Biomimicry is all about learning from nature and using the insight to create technical solutions for human problems. It has been defined as: ‘the imitation of the models, systems, and elements of nature for the purpose of solving complex human problems.
Biomimicry tends to be a catchall term for a number of different disciplines and practices, including biomimetic architecture, biomimetic engineering, biomimetic materials science, biomimetic robotics, biomimicry landscaping and biomimicry painting.
Use Biomimicry to Make Better Products (and Companies)
What is Biomimicry? The term is (apparently) a play on the word “mimicry”—a kind of animal behavior in which animals, like insects, copy other animals or plants in order to blend in with their environment.
Biomimicry applies the same concept to human technology, using nature as a model in order to make better products and companies. It’s about how to make things better by understanding how living things work, and how to apply that knowledge to solve human problems.
Imagine your company is a venomous spider that lives in a desert. That company’s products are the spider’s poison and its silk. Now imagine that your company’s products have a deadly flaw that can be traced back to a design flaw in the spider’s poison.

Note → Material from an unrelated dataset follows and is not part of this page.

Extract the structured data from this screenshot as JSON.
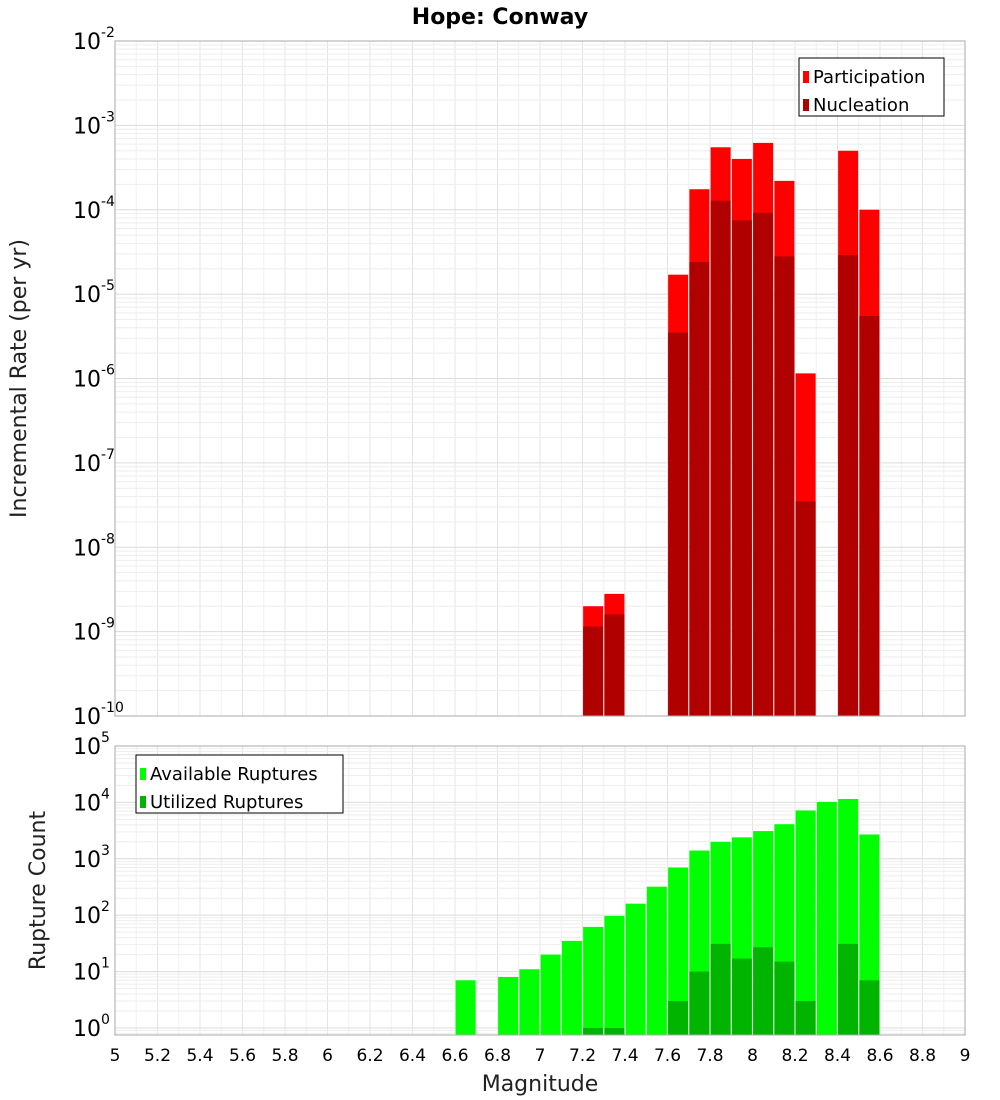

That flaw was the result of a change in the spider’s silk that was supposed to help the spider capture prey. The flaw in your company’s product was the result of a change in the product’s design that was supposed to help the product compete against similar products from other companies.
Scientists have been looking at nature and using it for inspiration since the beginning of time. Take the wind turbine, for example, which uses the mechanics of a windmill to harness the power of the wind. The main blade and the sails are all designed to capture wind and use it to rotate a shaft, which powers a generator. Now, researchers at the Lawrence Berkeley National Laboratory and Sandia National Laboratories are taking one of nature’s most efficient designs—the tiny hairs on a gecko’s toes—and using it to build a new kind of tiny motor. (The engineer in me got all excited when I read this. Things in nature are so efficient, and I love the idea of mimicking these designs to build new and interesting things!)